Incidentally, these custom web apps (two examples,
below) are the same sort of "software" that Palm's webOS ran, and that
Google's ChromeOS runs, and what many Windows Metro WP8/Windows 8 tablet
apps are, all of which were introduced years after the iPhone and its
initial web apps model for third party software were announced in 2007.
Apple's
web apps plan essentially relegated third party apps to exist on the
level of Dashboard widgets, something that Apple's developer community
vociferously rejected. They insisted Apple should give them access to
develop native iPhone apps, enabling them to create software as speedy,
sophisticated and powerful as the apps Apple had developed for the
iPhone's Home screen.
For the next year, Apple didn't offer a
mechanism to support the sale or distribution third party native apps on
the iPhone (or iPod touch). In early 2008 however, Apple unveiled its
new App Store along with iPhone OS 2.0 (later renamed iOS 2.0),The
feeder is available on drying parkingsystem equipped
with folder only. opening the floodgates for what would become the
largest and fastest growing software platform and market in history.
Certain
parties have since rewritten the history of the App Store to tell a
very different story: one where Steve Jobs was opposed to the very idea
of native apps.We offer a wide variety of high-quality standard granitetiles and
controllers. This version of events maintains that Apple didn't have
any plans for an App Store until the jailbreak community (and perhaps
some early Android hobbyists) demonstrated how great apps could be,
forcing Apple to reluctantly open its own app store in response.
The
story insists that Jobs' Apple was wildly opposed to native apps and
"tried its best to put a stop to" native apps being developed by
jailbreak users, up until October 2007 when "Apple announced it would
relent and create a way for people to write apps for the phone,"

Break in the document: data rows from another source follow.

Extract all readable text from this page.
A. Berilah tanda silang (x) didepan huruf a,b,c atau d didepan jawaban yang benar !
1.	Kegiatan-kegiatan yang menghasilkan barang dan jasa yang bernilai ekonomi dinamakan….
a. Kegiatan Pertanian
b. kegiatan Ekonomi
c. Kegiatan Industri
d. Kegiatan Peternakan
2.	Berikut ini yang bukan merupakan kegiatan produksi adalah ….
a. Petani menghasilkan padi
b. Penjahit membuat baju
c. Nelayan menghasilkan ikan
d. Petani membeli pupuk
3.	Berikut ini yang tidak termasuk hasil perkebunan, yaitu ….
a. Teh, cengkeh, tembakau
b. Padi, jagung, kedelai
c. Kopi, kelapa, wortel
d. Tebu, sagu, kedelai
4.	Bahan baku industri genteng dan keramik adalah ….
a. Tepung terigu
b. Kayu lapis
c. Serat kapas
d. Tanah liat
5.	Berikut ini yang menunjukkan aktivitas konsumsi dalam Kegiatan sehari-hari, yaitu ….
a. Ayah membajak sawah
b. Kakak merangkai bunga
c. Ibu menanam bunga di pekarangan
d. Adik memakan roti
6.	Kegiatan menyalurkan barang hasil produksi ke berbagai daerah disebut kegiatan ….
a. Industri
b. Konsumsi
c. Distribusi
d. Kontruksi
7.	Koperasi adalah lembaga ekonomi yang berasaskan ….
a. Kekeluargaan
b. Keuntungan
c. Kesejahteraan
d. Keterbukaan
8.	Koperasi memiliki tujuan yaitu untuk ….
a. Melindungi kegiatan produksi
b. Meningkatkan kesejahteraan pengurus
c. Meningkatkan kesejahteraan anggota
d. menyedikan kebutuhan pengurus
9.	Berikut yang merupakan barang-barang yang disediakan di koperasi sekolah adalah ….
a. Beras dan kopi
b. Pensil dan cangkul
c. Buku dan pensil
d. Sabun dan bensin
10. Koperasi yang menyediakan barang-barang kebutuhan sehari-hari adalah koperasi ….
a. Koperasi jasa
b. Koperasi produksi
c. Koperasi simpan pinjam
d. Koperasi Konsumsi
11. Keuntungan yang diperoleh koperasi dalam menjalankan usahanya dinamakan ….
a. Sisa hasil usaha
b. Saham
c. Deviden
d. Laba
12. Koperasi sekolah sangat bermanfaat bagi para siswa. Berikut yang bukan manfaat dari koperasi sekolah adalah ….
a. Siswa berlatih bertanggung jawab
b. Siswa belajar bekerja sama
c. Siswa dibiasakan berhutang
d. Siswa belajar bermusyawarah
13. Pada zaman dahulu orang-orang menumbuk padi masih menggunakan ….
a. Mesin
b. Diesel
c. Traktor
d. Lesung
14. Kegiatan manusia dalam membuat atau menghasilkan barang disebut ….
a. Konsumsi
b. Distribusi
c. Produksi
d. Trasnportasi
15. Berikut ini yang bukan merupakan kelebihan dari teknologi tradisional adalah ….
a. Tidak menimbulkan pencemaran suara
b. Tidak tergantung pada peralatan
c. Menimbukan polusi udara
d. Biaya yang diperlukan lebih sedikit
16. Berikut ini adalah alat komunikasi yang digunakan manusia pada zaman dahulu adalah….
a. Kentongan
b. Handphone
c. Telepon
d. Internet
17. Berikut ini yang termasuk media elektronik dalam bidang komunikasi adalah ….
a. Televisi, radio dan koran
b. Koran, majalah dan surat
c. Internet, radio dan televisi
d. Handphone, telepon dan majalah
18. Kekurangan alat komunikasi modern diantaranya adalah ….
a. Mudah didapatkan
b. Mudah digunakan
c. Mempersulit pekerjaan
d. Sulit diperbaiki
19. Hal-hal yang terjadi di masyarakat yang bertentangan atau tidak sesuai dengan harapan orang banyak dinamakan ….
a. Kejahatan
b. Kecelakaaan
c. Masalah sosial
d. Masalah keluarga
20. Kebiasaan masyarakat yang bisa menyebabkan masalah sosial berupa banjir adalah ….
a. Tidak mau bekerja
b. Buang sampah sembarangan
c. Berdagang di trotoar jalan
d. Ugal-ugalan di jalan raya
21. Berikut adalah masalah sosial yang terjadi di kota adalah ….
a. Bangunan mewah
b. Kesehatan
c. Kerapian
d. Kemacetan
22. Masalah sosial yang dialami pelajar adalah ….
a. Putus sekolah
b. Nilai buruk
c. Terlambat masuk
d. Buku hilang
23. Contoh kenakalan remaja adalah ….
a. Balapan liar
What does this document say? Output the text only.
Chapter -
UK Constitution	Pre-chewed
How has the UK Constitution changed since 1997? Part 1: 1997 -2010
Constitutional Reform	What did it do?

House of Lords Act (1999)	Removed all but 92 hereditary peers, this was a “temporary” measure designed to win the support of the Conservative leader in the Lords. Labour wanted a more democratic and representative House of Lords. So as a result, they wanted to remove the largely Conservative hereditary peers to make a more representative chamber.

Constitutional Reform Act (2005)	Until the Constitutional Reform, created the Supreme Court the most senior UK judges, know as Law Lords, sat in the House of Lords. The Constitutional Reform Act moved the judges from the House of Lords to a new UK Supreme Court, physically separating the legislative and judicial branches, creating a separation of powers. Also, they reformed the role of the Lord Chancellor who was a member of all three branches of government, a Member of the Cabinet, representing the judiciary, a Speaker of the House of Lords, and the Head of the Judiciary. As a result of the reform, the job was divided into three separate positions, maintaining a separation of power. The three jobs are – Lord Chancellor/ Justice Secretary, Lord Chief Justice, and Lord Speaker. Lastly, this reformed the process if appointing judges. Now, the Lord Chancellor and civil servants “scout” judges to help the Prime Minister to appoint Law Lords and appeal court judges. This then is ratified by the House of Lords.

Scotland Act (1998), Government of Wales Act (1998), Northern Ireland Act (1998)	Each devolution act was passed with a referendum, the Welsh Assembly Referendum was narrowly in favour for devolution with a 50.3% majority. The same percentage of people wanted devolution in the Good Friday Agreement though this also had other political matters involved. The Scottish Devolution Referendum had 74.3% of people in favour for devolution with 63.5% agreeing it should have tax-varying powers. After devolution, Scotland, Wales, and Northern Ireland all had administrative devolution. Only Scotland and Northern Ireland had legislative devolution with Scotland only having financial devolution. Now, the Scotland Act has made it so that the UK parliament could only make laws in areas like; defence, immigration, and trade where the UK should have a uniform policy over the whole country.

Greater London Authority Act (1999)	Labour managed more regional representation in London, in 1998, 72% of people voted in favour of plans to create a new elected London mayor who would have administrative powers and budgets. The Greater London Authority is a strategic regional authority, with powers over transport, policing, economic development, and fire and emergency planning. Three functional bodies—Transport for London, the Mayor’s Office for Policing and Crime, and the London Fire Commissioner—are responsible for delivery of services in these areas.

something it finally outlined the following March and delivered that
summer.
It is true that Apple initially outlined plans for
web-based apps, and that it opposed jailbreaking (that is, defeating the
security model of the phone to "break open" full access to its core
software). It's also true that the App Store was far more wildly
successful than anyone at Apple had anticipated.
However, Jobs
didn't set out to simply stop native iPhone development out of ignorance
of its potential. I know that because I asked Jobs about it at the
company's 2007 shareholder meeting, amplified at the microphone in front
of the assembled news media tasked with covering the event.
When
I asked "does Apple recognize the needs of large, institutional buyers
who are excited about the prospect of applying low cost, handheld
computers with their own custom development?" Jobs clearly replied that
Apple was aware of the demands of third party developers, but that the
company was also still working on how to balance the needs for secure
software and deployment. It was a work in progress.We Engrave rtls for YOU.
I
didn't see Jobs' answer reported by anyone in the news media. Instead,
Ellen Lee of the San Francisco Chronicle published a story that invented
a parallel universe where Jobs was "feisty" and constantly "firing
back" at questions, while Troy Wolverton of the San Jose Mercury News
similarly tried to focus dramatic attention on supposed "shareholder
discontent" related to stock option backdating that had ended years
prior.We are one of the leading manufacturers of parkingassistsystem in China
ABI
Research analyst Phillip Solis felt moved to publish a note saying, "we
must conclude at this point that, based on our current definition,We
Engrave rtls for
YOU. the iPhone is not a smartphone, but rather a high-end feature
phone," all because Apple hadn't opened a third party software market
like Palm and Microsoft.
Add up the historical recommendations
and demands of third party developers, pundits and industry analysts,
and you get a community-designed platform that looks a lot like Android:
one that downloads executable software from any source, supports
various middleware platforms like Flash, lets users manually manage how
the system launches and terminates background apps, and does away with
all DRM restraints to make sure end users can promiscuously share files
and apps as freely as they desire.
The problem is: that
committee design has failed to make Android a good platform for either
users or for developers. By not making any hard choices and giving
people what they said they wanted, Google simply abandoned the future to
cling tenaciously to the past.
Rather than conceptualizing and
engineering really new solutions to historical computing problems as
Apple did with iOS, Google has only attempted to wrest control away from
iOS via volume shipments and has effectively sent mobile computing back
in time into the 1990s, resulting in the same malware, spyware, viruses
and usability issues of Windows.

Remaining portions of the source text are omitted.